Shihlin Electric & Engineering Corp (士林電機) yesterday said that revenue from China might decline 15 to 20 percent this year, due to the US-China trade dispute and a sluggish Chinese market.
However, it expects increased demand for its electrical components from Europe and the US, while capacity expansion from a new Vietnamese factory would help keep revenue unchanged from last year, Shihlin said.
“Sales in China this year might fall between 15 and 20 percent due to higher US tariffs on exports of electrical parts,” a company official, who asked to remain anonymous, told the Taipei Times by telephone. “A sluggish Chinese economy and a weak stock market are keeping consumers cautious on spending.”
“We plan to divert orders of electrical parts from China to Taiwan and Vietnam,” the official said. “We also aim to avoid losses by broadening our customer base and adjusting product portfolios in China.”
Chinese units contributed 30 percent of the company’s total output last year, but that is likely to fall this year, while factories in Taiwan and Vietnam last year contributed 60 percent and 10 percent respectively, which should rise, he said.

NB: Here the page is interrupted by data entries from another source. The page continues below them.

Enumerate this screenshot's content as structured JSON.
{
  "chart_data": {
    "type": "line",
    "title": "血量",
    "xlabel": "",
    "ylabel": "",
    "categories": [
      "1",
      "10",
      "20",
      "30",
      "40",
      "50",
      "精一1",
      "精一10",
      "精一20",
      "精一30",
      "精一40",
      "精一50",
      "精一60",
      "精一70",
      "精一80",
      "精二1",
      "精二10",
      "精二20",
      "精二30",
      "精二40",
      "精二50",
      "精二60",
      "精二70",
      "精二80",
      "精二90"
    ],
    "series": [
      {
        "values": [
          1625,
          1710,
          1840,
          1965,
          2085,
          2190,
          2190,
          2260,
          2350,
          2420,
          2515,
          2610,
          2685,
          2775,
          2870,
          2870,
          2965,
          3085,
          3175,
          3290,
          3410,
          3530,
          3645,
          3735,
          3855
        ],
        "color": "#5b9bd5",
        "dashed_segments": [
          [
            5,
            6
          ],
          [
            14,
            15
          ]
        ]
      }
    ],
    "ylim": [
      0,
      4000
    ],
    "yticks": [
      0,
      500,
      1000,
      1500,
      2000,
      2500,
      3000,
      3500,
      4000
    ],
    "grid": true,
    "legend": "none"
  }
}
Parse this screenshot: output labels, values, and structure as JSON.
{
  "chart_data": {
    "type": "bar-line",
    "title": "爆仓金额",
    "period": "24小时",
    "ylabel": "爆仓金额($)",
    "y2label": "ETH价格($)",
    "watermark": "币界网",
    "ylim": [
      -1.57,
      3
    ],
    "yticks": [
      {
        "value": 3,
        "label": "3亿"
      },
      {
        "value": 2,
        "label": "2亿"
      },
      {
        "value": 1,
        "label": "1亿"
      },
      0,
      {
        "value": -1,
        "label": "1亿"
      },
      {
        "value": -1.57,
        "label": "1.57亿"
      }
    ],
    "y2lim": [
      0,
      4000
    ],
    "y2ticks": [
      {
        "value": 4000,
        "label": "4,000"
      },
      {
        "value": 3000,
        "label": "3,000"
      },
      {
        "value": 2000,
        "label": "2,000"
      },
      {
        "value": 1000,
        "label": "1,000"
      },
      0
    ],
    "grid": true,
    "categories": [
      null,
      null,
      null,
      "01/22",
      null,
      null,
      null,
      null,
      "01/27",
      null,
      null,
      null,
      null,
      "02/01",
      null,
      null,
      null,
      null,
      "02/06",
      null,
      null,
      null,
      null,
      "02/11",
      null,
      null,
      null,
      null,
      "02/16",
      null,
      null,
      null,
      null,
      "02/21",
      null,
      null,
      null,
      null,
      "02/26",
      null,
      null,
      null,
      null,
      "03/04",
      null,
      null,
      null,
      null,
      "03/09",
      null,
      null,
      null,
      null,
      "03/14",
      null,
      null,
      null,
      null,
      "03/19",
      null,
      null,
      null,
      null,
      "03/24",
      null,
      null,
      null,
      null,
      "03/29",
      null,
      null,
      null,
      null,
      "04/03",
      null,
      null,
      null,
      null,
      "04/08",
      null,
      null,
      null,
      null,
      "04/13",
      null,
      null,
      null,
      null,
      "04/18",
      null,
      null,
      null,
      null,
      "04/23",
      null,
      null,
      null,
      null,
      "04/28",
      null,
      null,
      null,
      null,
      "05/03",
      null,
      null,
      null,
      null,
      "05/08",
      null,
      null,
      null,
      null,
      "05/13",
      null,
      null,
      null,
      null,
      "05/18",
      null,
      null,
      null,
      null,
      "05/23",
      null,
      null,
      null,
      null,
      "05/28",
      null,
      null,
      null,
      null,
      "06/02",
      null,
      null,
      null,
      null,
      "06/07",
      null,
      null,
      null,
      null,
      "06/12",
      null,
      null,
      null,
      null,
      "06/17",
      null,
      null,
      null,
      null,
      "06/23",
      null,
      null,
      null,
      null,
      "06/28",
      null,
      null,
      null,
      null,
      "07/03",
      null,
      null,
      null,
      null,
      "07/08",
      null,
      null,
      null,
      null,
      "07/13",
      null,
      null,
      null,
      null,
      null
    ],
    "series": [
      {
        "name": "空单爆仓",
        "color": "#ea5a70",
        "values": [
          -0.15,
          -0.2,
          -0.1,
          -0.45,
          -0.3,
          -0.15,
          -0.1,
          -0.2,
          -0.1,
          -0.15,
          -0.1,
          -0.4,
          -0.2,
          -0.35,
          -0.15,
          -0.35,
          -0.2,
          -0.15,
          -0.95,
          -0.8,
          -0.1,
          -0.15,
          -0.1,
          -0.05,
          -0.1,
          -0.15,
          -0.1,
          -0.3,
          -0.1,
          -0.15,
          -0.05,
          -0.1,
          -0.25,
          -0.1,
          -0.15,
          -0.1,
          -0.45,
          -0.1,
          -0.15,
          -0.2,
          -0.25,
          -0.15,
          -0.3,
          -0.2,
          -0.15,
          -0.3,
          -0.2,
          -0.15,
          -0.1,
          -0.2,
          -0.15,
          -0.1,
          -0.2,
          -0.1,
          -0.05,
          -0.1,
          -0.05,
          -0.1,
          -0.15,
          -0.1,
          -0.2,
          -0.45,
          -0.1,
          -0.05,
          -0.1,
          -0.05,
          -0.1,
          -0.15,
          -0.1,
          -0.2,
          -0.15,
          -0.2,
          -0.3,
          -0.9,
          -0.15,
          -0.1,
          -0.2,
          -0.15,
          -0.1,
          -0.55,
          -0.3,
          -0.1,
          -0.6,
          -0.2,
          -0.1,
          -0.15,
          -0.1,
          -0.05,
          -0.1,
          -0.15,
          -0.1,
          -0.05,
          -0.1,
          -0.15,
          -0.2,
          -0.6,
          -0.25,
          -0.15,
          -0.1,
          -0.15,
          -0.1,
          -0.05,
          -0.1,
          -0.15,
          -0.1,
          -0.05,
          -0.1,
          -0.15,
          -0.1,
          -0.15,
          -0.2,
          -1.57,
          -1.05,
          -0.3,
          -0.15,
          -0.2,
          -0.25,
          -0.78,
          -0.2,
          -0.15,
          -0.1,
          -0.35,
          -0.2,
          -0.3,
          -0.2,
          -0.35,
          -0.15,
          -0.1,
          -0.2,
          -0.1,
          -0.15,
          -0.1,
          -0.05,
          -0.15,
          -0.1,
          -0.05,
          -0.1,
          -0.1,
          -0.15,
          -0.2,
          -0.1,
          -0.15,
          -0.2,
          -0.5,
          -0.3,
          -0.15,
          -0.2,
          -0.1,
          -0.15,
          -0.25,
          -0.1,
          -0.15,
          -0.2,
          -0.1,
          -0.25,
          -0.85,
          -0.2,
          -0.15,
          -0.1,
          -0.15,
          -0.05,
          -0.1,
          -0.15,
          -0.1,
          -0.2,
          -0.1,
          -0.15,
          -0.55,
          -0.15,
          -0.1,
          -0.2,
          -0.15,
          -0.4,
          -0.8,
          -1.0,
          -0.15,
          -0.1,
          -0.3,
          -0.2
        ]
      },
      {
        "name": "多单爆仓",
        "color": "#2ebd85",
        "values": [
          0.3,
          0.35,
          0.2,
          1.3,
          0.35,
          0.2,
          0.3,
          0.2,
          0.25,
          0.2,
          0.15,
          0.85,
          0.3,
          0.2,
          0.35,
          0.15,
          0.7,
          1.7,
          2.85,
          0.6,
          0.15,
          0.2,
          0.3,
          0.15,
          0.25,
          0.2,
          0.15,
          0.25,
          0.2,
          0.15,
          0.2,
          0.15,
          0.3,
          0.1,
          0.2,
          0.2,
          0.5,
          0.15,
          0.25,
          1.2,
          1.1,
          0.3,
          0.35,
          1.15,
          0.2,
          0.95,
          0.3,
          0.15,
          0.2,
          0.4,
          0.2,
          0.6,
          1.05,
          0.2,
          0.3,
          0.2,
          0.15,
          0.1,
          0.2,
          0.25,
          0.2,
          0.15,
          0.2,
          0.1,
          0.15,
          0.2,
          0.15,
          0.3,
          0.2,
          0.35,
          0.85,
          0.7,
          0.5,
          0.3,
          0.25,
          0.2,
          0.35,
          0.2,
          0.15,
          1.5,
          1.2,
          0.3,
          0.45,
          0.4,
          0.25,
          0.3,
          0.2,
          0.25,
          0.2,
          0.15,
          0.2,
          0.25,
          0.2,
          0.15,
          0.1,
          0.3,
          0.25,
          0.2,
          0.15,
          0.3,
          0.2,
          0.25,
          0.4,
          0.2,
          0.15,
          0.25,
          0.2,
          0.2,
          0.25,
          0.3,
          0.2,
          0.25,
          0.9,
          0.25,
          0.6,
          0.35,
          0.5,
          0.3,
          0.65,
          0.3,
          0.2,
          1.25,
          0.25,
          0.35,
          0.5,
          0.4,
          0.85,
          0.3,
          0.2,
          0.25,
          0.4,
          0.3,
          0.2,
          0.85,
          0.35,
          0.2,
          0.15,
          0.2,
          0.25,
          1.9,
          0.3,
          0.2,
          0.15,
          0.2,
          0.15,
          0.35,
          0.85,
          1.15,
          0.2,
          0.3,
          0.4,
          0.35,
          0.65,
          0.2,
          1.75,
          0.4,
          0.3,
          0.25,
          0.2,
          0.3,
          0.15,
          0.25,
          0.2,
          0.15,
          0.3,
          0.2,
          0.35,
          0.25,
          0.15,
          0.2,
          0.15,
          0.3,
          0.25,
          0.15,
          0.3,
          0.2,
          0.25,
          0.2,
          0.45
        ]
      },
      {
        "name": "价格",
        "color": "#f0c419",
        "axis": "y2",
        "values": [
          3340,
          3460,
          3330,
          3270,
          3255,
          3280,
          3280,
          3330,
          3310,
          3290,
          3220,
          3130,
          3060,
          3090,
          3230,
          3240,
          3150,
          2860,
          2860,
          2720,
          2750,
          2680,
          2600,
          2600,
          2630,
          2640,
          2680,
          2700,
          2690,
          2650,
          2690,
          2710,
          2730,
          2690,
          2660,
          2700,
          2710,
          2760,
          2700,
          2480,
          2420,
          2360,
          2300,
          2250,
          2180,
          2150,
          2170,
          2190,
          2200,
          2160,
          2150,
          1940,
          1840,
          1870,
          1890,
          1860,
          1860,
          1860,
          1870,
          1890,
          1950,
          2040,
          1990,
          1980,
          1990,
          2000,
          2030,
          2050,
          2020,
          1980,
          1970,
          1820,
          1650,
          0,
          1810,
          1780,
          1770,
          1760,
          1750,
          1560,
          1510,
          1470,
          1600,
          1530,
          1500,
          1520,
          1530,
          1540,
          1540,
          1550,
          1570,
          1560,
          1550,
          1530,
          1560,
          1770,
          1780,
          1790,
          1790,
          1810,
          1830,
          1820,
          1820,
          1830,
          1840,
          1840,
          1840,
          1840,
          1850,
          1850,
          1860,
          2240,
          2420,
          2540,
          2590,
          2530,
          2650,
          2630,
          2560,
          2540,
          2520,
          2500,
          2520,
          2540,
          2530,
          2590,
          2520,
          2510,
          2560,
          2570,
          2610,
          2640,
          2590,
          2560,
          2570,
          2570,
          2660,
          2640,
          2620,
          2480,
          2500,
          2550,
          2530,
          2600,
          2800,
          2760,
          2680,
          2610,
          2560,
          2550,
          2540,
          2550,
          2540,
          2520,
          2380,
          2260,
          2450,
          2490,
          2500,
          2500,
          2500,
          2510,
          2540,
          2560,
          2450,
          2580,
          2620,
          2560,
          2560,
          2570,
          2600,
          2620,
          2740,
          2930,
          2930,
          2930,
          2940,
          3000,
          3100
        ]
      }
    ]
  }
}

Improved orders for electrical parts mainly used in heavy motorcycles in Europe and the US would be one of the driving forces, with annual revenue growth of between 20 and 30 percent, the company said.
It started supplying electrical parts and motors for local electric scooter companies this month, which could help boost sales this year, it said.
A new factory in northern Vietnam is to specialize in motorcycle parts and is expected to be completed in October, allowing it to start contributing to revenue at end of this year at the earliest, it said.
The company operates two existing factories in Vietnam, which manufacture transformers and motorcycle parts, giving the company flexibility over its production lines if the US-China trade dispute escalates, it said.
Shareholders on Thursday approved the distribution of a cash dividend of NT$1.5 per common share, implying a payout ratio of 55.15 percent based on last year’s earnings per share of NT$2.72.
That was a dividend yield of 3.21 percent based on the stock’s closing price of NT$46.8 in Taipei trading yesterday.